Die SALEWA Group veröffentlich ihren ersten Nachhaltigkeitsbericht
Im Mittelpunkt der ausgearbeiteten CSR-Strategie steht der Mensch. Das Wohlergehen der Mitarbeiter, aber auch der Mitbürger ist für den Bergsportspezialisten zentrales Thema. Davon zeugt beispielsweise die Möglichkeit, dass die Mitarbeiter ab Herbst 2011 die Kinder im betriebseigenen Kinderhort am neuen Headquarter in Bozen betreuen lassen können. Arbeitssicherheit und Gesundheitsschutz, die Möglichkeit zu Weiterbildung, Vielfalt und Chancengleichheit – das sind nur einige der zahlreichen Themen, die im CSR-Bericht weiters angeschnitten werden. Selbstverständlich werden in der CSR-Strategie auch ökologische Aspekte berücksichtigt – dadurch wird gleichzeitig auf den Lebensraum der Mitmenschen geachtet.
Die Projektgruppe hat es sich zum Ziel gesetzt, auch internationale Maßnahmen zu ergreifen. So wird etwa ein Bergdorf in Bolivien unterstützt. Elvira, so heißt die Ortschaft in Südamerika, konnte dank der jährlichen Weihnachtsspenden der Mitarbeiter (die vom Unternehmen verzehnfacht werden) neu aufgebaut werden. Ebenso wird ein Projekt in Nepal gefördert, bei dem Sherpa Frauen durch eine Ausbildung als weibliche Trekking- und Mountain-Guides ausgebildet werden und somit die Möglichkeit haben, Geld dazu zu verdienen und unabhängiger zu sein. Denn hinter jedem starken Mann steht eine starke Frau. Und ohne Sherpas wäre der Alpinismus in seiner heutigen Form gar nicht möglich.
Verantwortungsbewusstes Wirtschaften fängt aber schon im eigenen Land an. Beim Bau des Firmensitzes in Bozen wurde besonders großer Wert darauf gelegt, dass das Gebäude sowohl Natur, als auch soziale Aspekte berücksichtigt. Das neue Headquarter wurde so konzipiert, dass es beinahe energieautark ist. Den Firmensitz selbst umgibt eine öffentliche Parkanlage, die auch die Mitarbeiter der umliegenden Betriebe nutzen können. Von der Küche im dritten Stock aus gelangt man in einen wunderschönen Garten, in dem sich die Mitarbeiter erholen können. Herzstück der Anlage ist die Kletterhalle, in der die Mitarbeiter in den Pausen oder nach Feierabend ihrer Lieblingsbeschäftigung nachgehen können.
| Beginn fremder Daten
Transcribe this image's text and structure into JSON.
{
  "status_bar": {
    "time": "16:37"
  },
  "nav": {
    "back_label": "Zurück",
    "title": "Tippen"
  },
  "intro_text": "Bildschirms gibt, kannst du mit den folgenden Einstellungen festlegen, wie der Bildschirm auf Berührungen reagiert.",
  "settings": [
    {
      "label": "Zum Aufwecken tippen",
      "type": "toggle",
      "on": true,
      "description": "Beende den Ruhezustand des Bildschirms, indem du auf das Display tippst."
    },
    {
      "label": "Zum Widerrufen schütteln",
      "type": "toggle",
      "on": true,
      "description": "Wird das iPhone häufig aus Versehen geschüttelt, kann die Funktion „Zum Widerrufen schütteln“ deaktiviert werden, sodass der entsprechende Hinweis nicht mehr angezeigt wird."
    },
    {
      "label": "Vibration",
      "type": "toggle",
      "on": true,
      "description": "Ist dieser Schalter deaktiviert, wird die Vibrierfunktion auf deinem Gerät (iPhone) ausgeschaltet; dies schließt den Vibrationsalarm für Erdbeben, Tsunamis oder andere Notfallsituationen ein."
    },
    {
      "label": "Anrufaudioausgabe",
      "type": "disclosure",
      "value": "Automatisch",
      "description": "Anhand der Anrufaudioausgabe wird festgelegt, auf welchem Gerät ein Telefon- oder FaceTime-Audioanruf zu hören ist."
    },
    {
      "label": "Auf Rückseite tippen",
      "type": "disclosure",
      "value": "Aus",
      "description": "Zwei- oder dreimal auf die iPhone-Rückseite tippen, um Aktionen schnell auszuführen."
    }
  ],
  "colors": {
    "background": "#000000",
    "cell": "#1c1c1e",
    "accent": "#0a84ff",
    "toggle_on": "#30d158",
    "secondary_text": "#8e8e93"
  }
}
Verantwortungsbewusstes Handeln heißt auch, Prozesse einzuhalten, die auf maximale Ressourcenproduktivität unter den Gesichtspunkten Umweltschutz, Gesundheit und Sicherheit ausgerichtet sind. Denn sie stellen eine Versicherung für Hersteller und Retailer dar, den heutigen Qualitätskriterien bestmöglich gerecht zu werden, und geltende Regelungen und Grenzwerte einzuhalten. Mit der Mitgliedschaft bei bluesign hat SALEWA seine bisher ohnehin schon verantwortungsvolle Produktion nun auch zertifiziert. Denn sowohl beim Einsatz der verschiedenen Materialien, als auch beim Entstehungsprozess wird der Schutz der Umwelt mit der maximalen Priorität im Auge behalten.
SALEWA arbeitet mit Nachdruck daran, rohstoffintensivere Materialien durch erneuerbare oder rohstoffschonende Alternativen zu ersetzen. So entwickelten die Produktingenieure die Schlafsackfüllung „Ecoloft“, für die anstelle des herkömmlichen Polyestergranulats recycelte PET-Flaschen verwendet werden. Durch den Einsatz dieser umweltfreundlichen und zugleich hochisolierenden Füllung werden pro Jahr über 50.000 Kilogramm Polyestergranulat gespart. Das Material wird aus 100 Prozent Recyclat hergestellt und kann nach dem Produktlebenzyklus wieder vollständig dem Recyclingprozess zugeführt werden.